十五話 ブログを書いてみた
「さてと、寝る前にやろうかな」
ログアウトした俺はパソコンの電源を入れて、『Lunatic brave online IV』の筐体と繋げた。こうすることによって『Lunatic brave online IV』で遊んだデータをパソコンに取り込んで画像等を編集できる。
「とりあえず、ドメインを取得して……サーバーは前のがあるから大丈夫、と。テンプレートは……これも前に買ったやつの中からでいいか」
俺は『Lunatic brave online』を楽しんでいた時にブログを運営していた。独自ドメインを取って、有料サーバーを契約し、WordPressで制作していた。当然、忙しくなって遊ばなくなってからは放置だったのだが……
今回『Lunatic brave online IV』をやるにあたって、ブログの運営も再開しようと思い立った。再開というよりは開始と言った方が合ってるかもしれないが……
「久々だけど、やっぱ感覚的なのは残ってるんだな」
パパパッとブログのタイトルを決めて、記事を書く。とりあえず一回目は今日のこと。メインクエストの攻略記事とかかな? 生産関係はもっと色々と試してから書くことにしよう。

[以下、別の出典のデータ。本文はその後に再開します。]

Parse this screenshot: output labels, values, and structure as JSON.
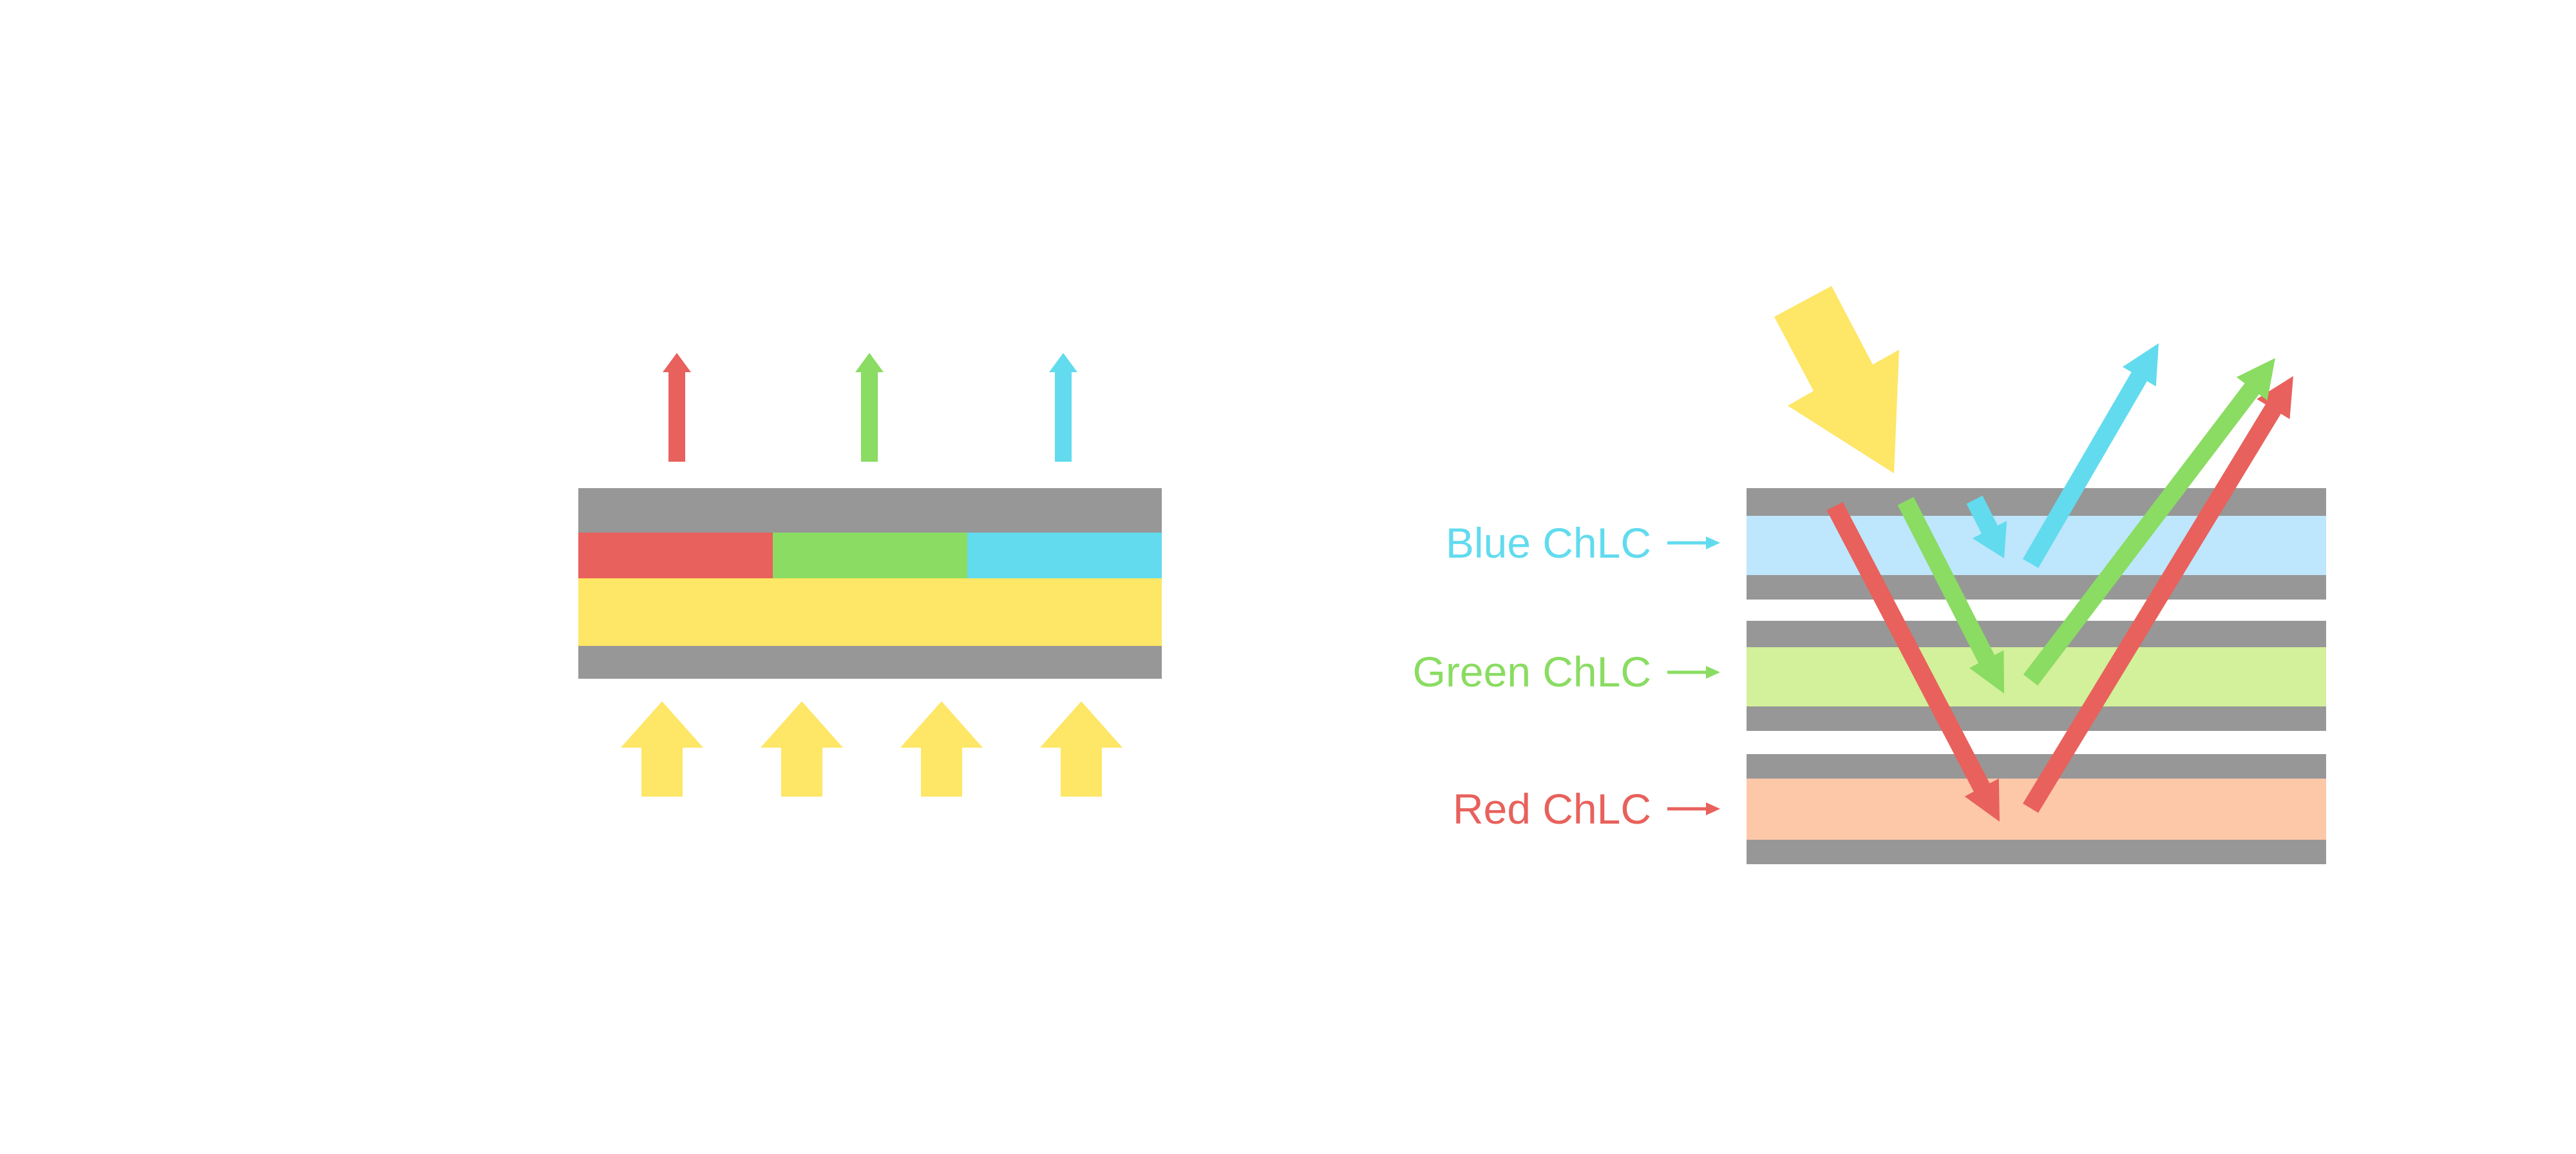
{
  "colors": {
    "red": "#E8615C",
    "green": "#8ADC62",
    "cyan": "#62DBEE",
    "yellow": "#FEE666",
    "gray": "#979797",
    "blue_layer": "#BEE6FD",
    "green_layer": "#D3F09A",
    "red_layer": "#FDC8A8"
  },
  "right_diagram": {
    "labels": [
      {
        "text": "Blue ChLC",
        "color": "#62DBEE"
      },
      {
        "text": "Green ChLC",
        "color": "#8ADC62"
      },
      {
        "text": "Red ChLC",
        "color": "#E8615C"
      }
    ]
  }
}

「記事はこれで大丈夫……っと。次に取り込んだデータから、画像をスクショして……挿入して……」
記事を書いたら画像の挿入&編集をする。文字だけのブログじゃあ面白みも何も無い。『Lunatic brave online』の時は、ブログのことを考えながらプレイして、画像をスクショしておかなきゃならなかったけど、『Lunatic brave online IV』は楽だな。普通に遊び終わってから筐体とパソコンを繋げばいいんだもの。

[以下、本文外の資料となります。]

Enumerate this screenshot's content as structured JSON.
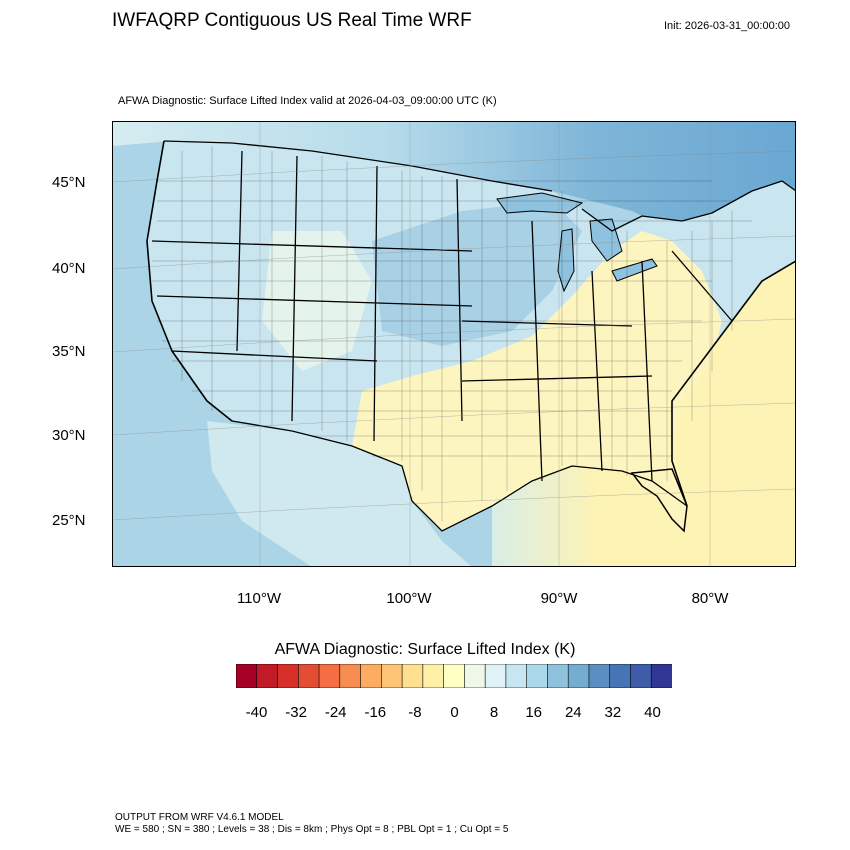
{
  "header": {
    "title": "IWFAQRP Contiguous US Real Time WRF",
    "init": "Init: 2026-03-31_00:00:00"
  },
  "map": {
    "subtitle": "AFWA Diagnostic: Surface Lifted Index valid at 2026-04-03_09:00:00 UTC   (K)",
    "lat_labels": [
      "45°N",
      "40°N",
      "35°N",
      "30°N",
      "25°N"
    ],
    "lon_labels": [
      "110°W",
      "100°W",
      "90°W",
      "80°W"
    ],
    "colors": {
      "land_cool": "#c7e6f0",
      "land_warm": "#fdf5c0",
      "ocean_east": "#fdf3b4",
      "ocean_west": "#abd5e7",
      "canada": "#9fcbe2",
      "boundary": "#000000"
    }
  },
  "colorbar": {
    "title": "AFWA Diagnostic: Surface Lifted Index  (K)",
    "tick_labels": [
      "-40",
      "-32",
      "-24",
      "-16",
      "-8",
      "0",
      "8",
      "16",
      "24",
      "32",
      "40"
    ],
    "colors": [
      "#a50026",
      "#c11b28",
      "#d7302a",
      "#e34d33",
      "#f46d43",
      "#f88d52",
      "#fcad61",
      "#fdc575",
      "#fee090",
      "#fff0a8",
      "#ffffc4",
      "#eef7e8",
      "#e0f3f8",
      "#c6e7f1",
      "#abd9e9",
      "#8fc3dd",
      "#74add1",
      "#5b8fc2",
      "#4575b4",
      "#3e5ca8",
      "#313695"
    ]
  },
  "footer": {
    "line1": "OUTPUT FROM WRF V4.6.1 MODEL",
    "line2": "WE = 580 ; SN = 380 ; Levels = 38 ; Dis = 8km ; Phys Opt = 8 ; PBL Opt = 1 ; Cu Opt = 5"
  }
}
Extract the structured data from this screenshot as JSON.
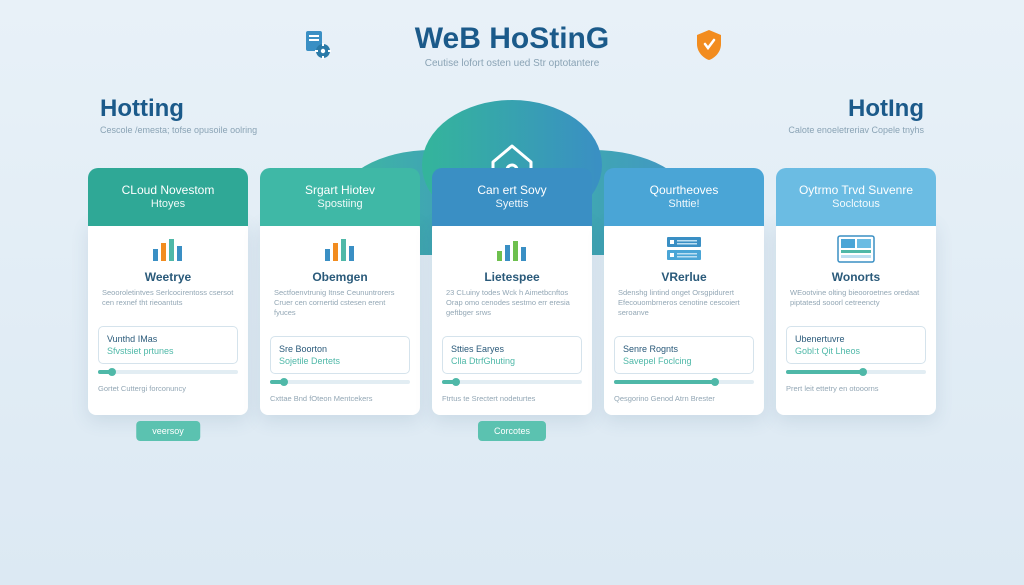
{
  "colors": {
    "bg_top": "#e8f1f8",
    "bg_bottom": "#dce9f3",
    "title": "#1b5a8a",
    "muted": "#8aa3b5",
    "card_bg": "#ffffff",
    "teal": "#4fb8a8",
    "teal_cta": "#5bc2b0",
    "blue": "#3a8fc4",
    "blue_mid": "#4aa5d6",
    "blue_light": "#6bbce3",
    "orange": "#f28c1f",
    "green_bar": "#6ec04e",
    "divider": "#d5e3ec"
  },
  "header": {
    "title": "WeB HoStinG",
    "subtitle": "Ceutise lofort osten ued Str optotantere",
    "left_icon": "document-gear-icon",
    "right_icon": "shield-icon"
  },
  "side_left": {
    "title": "Hotting",
    "sub": "Cescole /emesta; tofse opusoile oolring"
  },
  "side_right": {
    "title": "HotIng",
    "sub": "Calote enoeletreriav Copele tnyhs"
  },
  "cloud": {
    "gradient_from": "#34b59b",
    "gradient_to": "#3a8fc4",
    "icon": "house-network-icon"
  },
  "cards": [
    {
      "tab_bg": "#2fa896",
      "tab_title": "CLoud Novestom",
      "tab_sub": "Htoyes",
      "icon": "bar-chart-icon",
      "feature_title": "Weetrye",
      "feature_desc": "Seooroletintves Serlcocirentoss csersot cen rexnef tht rieoantuts",
      "pill1": "Vunthd IMas",
      "pill2": "Sfvstsiet prtunes",
      "progress_pct": 10,
      "progress_color": "#4fb8a8",
      "footer": "Gortet Cuttergi forconuncy",
      "cta": "veersoy"
    },
    {
      "tab_bg": "#3fb8a6",
      "tab_title": "Srgart Hiotev",
      "tab_sub": "Spostiing",
      "icon": "bar-chart-icon",
      "feature_title": "Obemgen",
      "feature_desc": "Sectfoenvtrunig Itnse Ceununtrorers Cruer cen cornertid cstesen erent fyuces",
      "pill1": "Sre Boorton",
      "pill2": "Sojetile Dertets",
      "progress_pct": 10,
      "progress_color": "#4fb8a8",
      "footer": "Cxttae Bnd fOteon Mentcekers",
      "cta": ""
    },
    {
      "tab_bg": "#3a8fc4",
      "tab_title": "Can ert Sovy",
      "tab_sub": "Syettis",
      "icon": "bar-chart-green-icon",
      "feature_title": "Lietespee",
      "feature_desc": "23 CLuiny todes Wck h Aimetbcnftos Orap omo cenodes sestmo err eresia geftbger srws",
      "pill1": "Stties Earyes",
      "pill2": "Clla DtrfGhuting",
      "progress_pct": 10,
      "progress_color": "#4fb8a8",
      "footer": "Ftrtus te Srectert nodeturtes",
      "cta": "Corcotes"
    },
    {
      "tab_bg": "#4aa5d6",
      "tab_title": "Qourtheoves",
      "tab_sub": "Shttie!",
      "icon": "server-stack-icon",
      "feature_title": "VRerlue",
      "feature_desc": "Sdenshg lintind onget Orsgpidurert Efecouombrneros cenotine cescoiert seroanve",
      "pill1": "Senre Rognts",
      "pill2": "Savepel Foclcing",
      "progress_pct": 72,
      "progress_color": "#4fb8a8",
      "footer": "Qesgorino Genod Atrn Brester",
      "cta": ""
    },
    {
      "tab_bg": "#6bbce3",
      "tab_title": "Oytrmo Trvd Suvenre",
      "tab_sub": "Soclctous",
      "icon": "dashboard-icon",
      "feature_title": "Wonorts",
      "feature_desc": "WEootvine olting bieooroetnes oredaat piptatesd sooorl cetreencty",
      "pill1": "Ubenertuvre",
      "pill2": "Gobl:t Qit Lheos",
      "progress_pct": 55,
      "progress_color": "#4fb8a8",
      "footer": "Prert leit ettetry en otooorns",
      "cta": ""
    }
  ]
}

「……よし! っと。これで『Lunatic brave online IV』に興味を持ってくれる人が増えたらいいなぁ」
『Lunatic brave online』の時にはたまに知らない人からチャットがきたこともある。「ブログ見てます!」とか「頑張ってください!」とか言われると嬉しかったものだし、俺のブログを見て楽しそうだと思って始めた、とか聞くと嬉しすぎてレアアイテムをあげたりしたものだった。俺の好きな『Lunatic brave online』を好きになってくれた、俺が普及させたんだって思うとより一層『Lunatic brave online』も楽しめたものだ。
『Lunatic brave online IV』はにちゃんねるにもスレ立ってなかったし、正直、人気がないのかもしれないけど、俺のブログがその一助になるかもしれない、と思うとブログにも身が入る。
「さて、こんなもんかな。寝るかー!」
と、俺はブログの記事を一つ投稿してから寝床についた。
一方その頃……巨大掲示板のごちゃんねるでは……
────────────────
203 名もなき月の勇者
やべー装備買っちった
208 名もなき月の勇者
»203
どんな装備だ?
208 名もなき月の勇者
»208
千発千中って能力ついてる冒険者の服
211 名もなき月の勇者
»208
はい、デマ乙
聞いたことない能力だぞ
212 名もなき月の勇者
»208
もしかして百発百中の上位能力?
218 名もなき月の勇者
»212
っぽいね。命中率二倍だから多分そう
220 名もなき月の勇者
»218
なんだそのぶっ壊れ性能。百発百中だって十%アップだぞ。アホか。
222 名もなき月の勇者
»220
しかもこれ、十万で出てたw
224 名もなき月の勇者
»222
嘘だろ? 百発百中だって百万くらいするぞ?
誰も知らないレア能力だし五千万でも売れるんじゃないか?
228 名もなき月の勇者
»224
アホか。五千万でも売らねーわw
230 名もなき月の勇者
»228
だよなぁ……その能力があるって分かっても手に入れる気には到底ならんわw
231 名もなき月の勇者
»230
禿同
232 名もなき月の勇者
»231
通常攻撃を千回連続で当てる。
これで百発百中だぜ?
多分一万回とかだぜ? 千発千中は。
頭おかしいだろ。運営はw
取らせる気は無いってことw
233 名もなき月の勇者
»232
でも、あるんだぜ? ここにw
234 名もなき月の勇者
»233
運営以上に頭おかしい奴がいたってことかw
しかもたった十万ぽっちで売るとかw
バカと天才は紙一重ってのは本当なんだなw
235 名もなき月の勇者
»234
禿同w
────────────────
簡単な気持ちで売却した装備が話題になっていることなど、アオイは知る由もない。